Il settore della moda è bellissimo, ma molto volatile. Il cinema invece è qualcosa che dura nel tempo, rimane per sempre. Se sei un designer, uno che crea le cose, il cinema quindi è il massimo, perché ti permette di dar vita a persone, al loro modo di muoversi e parlare. È espressione pura, la cosa più artistica che abbia mai fatto. La moda è molto più commerciale”. Così Tom Ford riassume le ragioni che lo hanno spinto dalla passerella alla macchina da presa, convincendolo a esordire come regista con l'adattamento di un romanzo da lui molto amato come A Single Man di Christopher Isherwood.
La storia, ambientata nel 1962, descrive il dramma di un compassato professore omosessuale che, ormai avanti con gli anni, si trova ad affrontare la morte del suo compagno di vita. E anche se le problematiche relative al riconoscimento dei rapporti gay emergono qua e là all'interno della trama, A Single Man “non è un film militante”, assicura il suo protagonista Colin Firth. “E' una storia d'amore molto onesta e potrebbe benissimo riferirsi a un uomo e una donna”, continua l'attore inglese, che interrogato sul problema dei diritti delle coppie omosessuali nel nostro paese, risponde - in un buon italiano - “non conosco la situazione dell'Italia, ma pensate che il giorno stesso in cui abbiamo girato la scena in cui al protagonista viene proibito di assistere al funerale del suo compagno, in California è stata approvata la legge che proibisce i matrimoni gay e che riporta lo stato indietro di 50 anni".
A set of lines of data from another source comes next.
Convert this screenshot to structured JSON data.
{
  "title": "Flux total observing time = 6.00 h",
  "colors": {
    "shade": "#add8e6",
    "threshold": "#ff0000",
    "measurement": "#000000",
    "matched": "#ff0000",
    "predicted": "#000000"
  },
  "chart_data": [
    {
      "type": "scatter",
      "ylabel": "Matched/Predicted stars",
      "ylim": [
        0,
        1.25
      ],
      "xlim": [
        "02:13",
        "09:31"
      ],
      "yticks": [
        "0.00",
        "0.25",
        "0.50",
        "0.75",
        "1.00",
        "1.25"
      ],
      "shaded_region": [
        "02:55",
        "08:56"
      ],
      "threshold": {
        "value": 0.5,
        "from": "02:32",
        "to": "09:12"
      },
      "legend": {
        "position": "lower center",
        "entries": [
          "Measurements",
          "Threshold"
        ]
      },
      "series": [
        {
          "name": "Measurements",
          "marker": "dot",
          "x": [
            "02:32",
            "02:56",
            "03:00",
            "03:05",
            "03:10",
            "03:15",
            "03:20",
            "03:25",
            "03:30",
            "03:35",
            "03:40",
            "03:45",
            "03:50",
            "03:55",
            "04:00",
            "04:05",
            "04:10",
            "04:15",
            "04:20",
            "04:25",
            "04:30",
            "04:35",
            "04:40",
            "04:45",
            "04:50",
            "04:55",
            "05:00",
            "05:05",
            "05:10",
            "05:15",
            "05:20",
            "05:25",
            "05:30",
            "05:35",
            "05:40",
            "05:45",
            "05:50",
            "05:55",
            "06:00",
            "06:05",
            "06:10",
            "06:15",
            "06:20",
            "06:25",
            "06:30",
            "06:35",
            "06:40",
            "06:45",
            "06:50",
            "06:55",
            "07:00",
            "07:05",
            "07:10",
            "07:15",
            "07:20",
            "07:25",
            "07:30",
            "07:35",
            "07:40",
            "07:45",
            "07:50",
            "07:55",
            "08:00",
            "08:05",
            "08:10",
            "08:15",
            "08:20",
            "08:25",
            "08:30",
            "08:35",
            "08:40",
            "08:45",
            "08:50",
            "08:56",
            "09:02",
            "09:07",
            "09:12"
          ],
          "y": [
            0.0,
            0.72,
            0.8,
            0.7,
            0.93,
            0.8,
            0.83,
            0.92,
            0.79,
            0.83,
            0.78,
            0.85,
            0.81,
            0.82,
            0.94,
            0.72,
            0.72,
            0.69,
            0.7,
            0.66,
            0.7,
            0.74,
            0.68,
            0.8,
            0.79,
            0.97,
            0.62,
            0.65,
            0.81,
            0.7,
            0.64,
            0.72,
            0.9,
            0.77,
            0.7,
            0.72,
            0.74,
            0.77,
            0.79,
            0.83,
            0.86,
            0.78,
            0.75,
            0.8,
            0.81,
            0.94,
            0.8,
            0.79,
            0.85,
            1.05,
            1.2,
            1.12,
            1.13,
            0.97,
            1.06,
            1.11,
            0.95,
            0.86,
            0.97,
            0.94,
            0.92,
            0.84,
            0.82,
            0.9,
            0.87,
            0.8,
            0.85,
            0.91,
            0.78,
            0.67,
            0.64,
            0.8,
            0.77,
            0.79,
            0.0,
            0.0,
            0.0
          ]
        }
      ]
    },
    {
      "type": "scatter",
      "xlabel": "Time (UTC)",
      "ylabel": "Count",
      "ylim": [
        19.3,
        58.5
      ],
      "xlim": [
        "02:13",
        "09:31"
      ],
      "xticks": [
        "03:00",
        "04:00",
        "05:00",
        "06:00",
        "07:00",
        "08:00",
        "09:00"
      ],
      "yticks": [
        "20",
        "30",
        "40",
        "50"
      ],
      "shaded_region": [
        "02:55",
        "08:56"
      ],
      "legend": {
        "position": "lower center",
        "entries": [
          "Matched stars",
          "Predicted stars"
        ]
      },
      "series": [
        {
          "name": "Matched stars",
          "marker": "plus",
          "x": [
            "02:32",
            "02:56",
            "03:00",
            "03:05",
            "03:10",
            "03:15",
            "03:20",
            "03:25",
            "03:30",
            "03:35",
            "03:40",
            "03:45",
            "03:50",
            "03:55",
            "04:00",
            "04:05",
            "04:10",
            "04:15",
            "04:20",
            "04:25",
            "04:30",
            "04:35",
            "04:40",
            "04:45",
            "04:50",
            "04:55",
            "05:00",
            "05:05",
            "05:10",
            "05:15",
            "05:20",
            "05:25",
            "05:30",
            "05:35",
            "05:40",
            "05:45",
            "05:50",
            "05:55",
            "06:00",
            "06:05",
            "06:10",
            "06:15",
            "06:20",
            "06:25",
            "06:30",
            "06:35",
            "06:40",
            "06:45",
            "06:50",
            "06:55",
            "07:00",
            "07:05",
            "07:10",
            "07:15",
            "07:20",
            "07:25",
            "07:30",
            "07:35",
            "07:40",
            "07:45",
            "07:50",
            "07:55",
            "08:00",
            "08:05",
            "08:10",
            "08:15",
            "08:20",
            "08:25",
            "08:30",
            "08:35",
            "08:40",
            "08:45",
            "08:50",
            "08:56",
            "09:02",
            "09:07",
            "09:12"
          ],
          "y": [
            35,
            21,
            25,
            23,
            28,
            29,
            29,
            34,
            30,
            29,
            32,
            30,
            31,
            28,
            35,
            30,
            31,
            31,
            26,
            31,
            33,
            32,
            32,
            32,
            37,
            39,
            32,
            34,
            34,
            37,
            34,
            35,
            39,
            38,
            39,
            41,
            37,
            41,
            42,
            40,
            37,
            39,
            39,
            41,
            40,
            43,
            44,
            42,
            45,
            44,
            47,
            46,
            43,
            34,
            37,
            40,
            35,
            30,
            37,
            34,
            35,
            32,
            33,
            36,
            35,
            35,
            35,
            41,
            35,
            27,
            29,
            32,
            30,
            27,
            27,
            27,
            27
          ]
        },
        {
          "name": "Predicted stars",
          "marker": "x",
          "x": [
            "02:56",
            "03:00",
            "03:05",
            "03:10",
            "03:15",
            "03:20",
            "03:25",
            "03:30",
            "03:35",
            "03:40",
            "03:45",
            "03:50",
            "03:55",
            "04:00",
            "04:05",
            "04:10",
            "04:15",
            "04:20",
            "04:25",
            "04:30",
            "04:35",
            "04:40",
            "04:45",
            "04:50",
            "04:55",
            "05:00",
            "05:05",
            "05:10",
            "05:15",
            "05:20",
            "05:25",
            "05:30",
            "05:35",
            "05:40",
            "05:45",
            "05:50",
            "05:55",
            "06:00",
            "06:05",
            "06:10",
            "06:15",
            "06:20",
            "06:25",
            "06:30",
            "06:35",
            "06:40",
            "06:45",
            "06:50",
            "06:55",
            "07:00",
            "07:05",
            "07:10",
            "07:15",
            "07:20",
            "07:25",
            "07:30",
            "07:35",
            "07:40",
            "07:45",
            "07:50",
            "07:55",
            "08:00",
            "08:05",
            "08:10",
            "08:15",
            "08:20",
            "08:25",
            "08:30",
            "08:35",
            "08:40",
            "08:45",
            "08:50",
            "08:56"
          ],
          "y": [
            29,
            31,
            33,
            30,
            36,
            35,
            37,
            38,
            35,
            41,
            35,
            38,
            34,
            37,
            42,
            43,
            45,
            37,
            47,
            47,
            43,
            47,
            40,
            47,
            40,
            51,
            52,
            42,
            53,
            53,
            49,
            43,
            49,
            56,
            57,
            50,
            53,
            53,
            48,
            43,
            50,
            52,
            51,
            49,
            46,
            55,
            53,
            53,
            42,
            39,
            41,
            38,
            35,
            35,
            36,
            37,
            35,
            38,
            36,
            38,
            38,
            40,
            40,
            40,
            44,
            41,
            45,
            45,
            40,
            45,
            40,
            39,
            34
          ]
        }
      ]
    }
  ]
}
Il problema, dunque, “non riguarda solo l'Italia”, afferma Firth, che invece del lavoro sul set dice: “Come tutti i rapporti molto stretti, è stata fonte di piacere e di difficoltà. Le riprese sono durate cinque settimane, ma è stato un privilegio avere la fiducia di Tom su qualcosa per lui così personale. Abbiamo condiviso un percorso creativo molto importante per entrambi”.